As described in detail above, according to the permanent form mounting structure of the present invention, the form can be installed vertically by adjusting the metal fitting even if the sheet pile is inclined or distorted, and the metal fitting part can be installed. Because it has considerable strength, it has the effect of resisting mortar pressure and large earthquakes. Further, the H steel fittings can be obtained at low cost, and there is no need to make holes in the formwork itself.

[Brief description of the drawings]

FIG. 1 is a plan view of a mold mounting structure.

FIG. 2 is a side view of the form mounting structure.

FIG. 3A is a front view of an H steel fitting.

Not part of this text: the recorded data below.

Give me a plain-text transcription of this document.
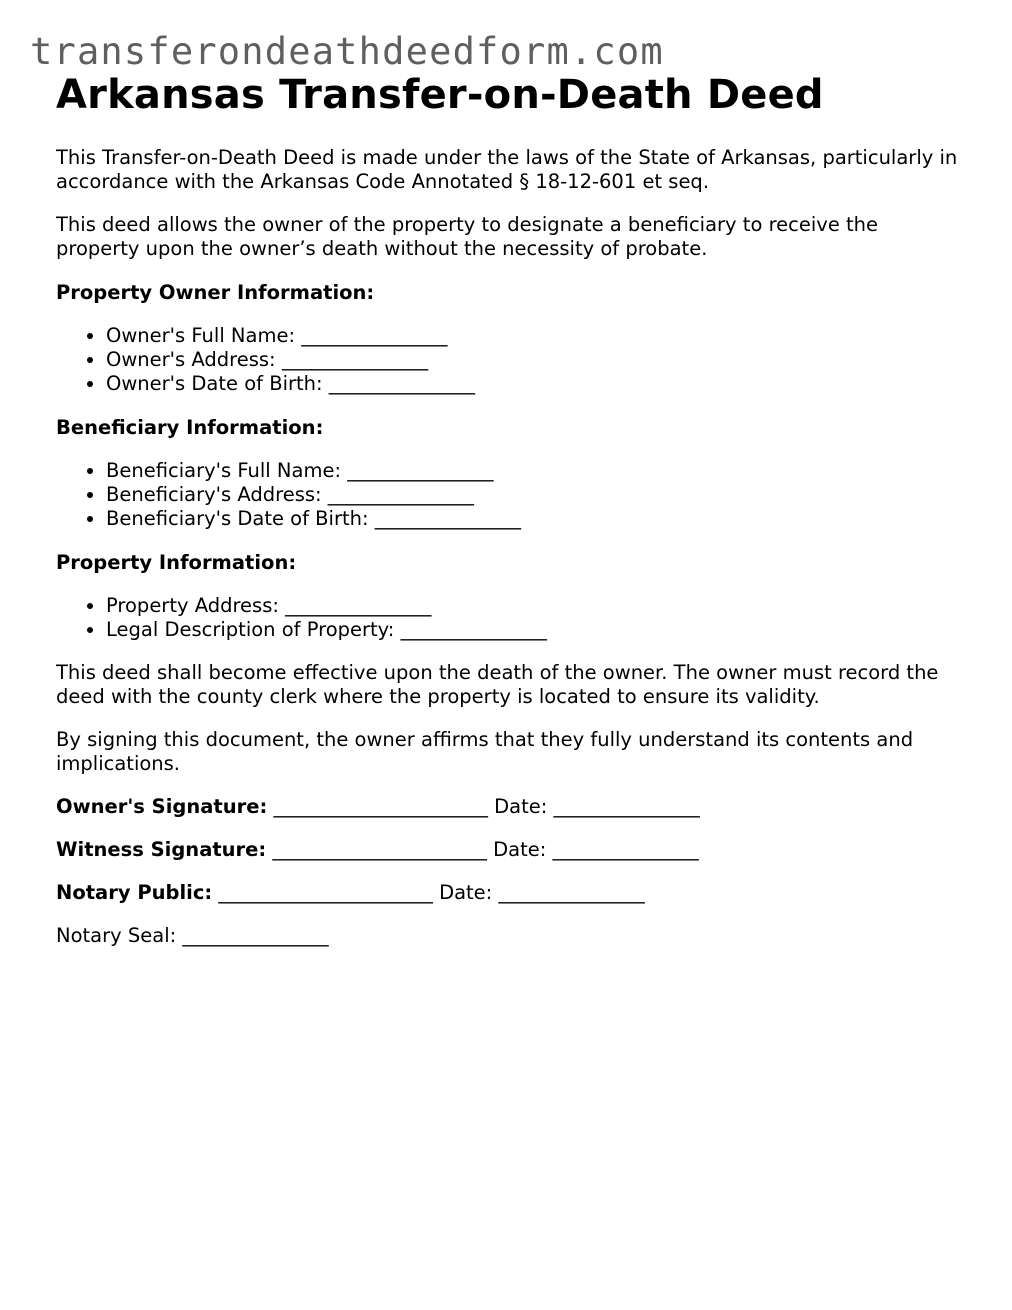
transferondeathdeedform.com
Arkansas Transfer-on-Death Deed

This Transfer-on-Death Deed is made under the laws of the State of Arkansas, particularly in accordance with the Arkansas Code Annotated § 18-12-601 et seq.

This deed allows the owner of the property to designate a beneficiary to receive the property upon the owner’s death without the necessity of probate.

Property Owner Information:

• Owner's Full Name: _______________
• Owner's Address: _______________
• Owner's Date of Birth: _______________

Beneficiary Information:

• Beneficiary's Full Name: _______________
• Beneficiary's Address: _______________
• Beneficiary's Date of Birth: _______________

Property Information:

• Property Address: _______________
• Legal Description of Property: _______________

This deed shall become effective upon the death of the owner. The owner must record the deed with the county clerk where the property is located to ensure its validity.

By signing this document, the owner affirms that they fully understand its contents and implications.

Owner's Signature: ______________________ Date: _______________

Witness Signature: ______________________ Date: _______________

Notary Public: ______________________ Date: _______________

Notary Seal: _______________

FIG. 3B is a side view of the H steel fitting.

[Explanation of symbols]

 DESCRIPTION OF SYMBOLS 1 Steel sheet pile 3 Plate 4 H steel bracket 5 Side plate 8 Nut 9 Reinforcing bar 10 Permanent formwork 12 Cover plate 14 Bolt S Formwork gap

Claims (1)

(57) [Claims] 1. A pair of plates 3, 3 fixed to the front surface of a steel sheet pile 1, a vertically long H-steel fitting 4 fitted in the plates 3, 3, and both sides of the H-steel fitting 4 are closed and the pair of H-steel fittings 4 are closed. Side plate 5 adjustably fixed to plates 3, 3
And a permanent form 10 in contact with the surface of the H steel fitting 4 with a certain gap S therebetween, and a part arranged between the steel sheet pile 1 and the permanent form 10 and partially connected to the H steel fitting 4. Cover plate 12 for covering the gap S between the reinforcing steel 9 and the permanent molds 10, 10.
And a fastening member 8, 14 for fixing the boundary of each permanent form 10 between the H steel fitting 4 and the cover plate 12.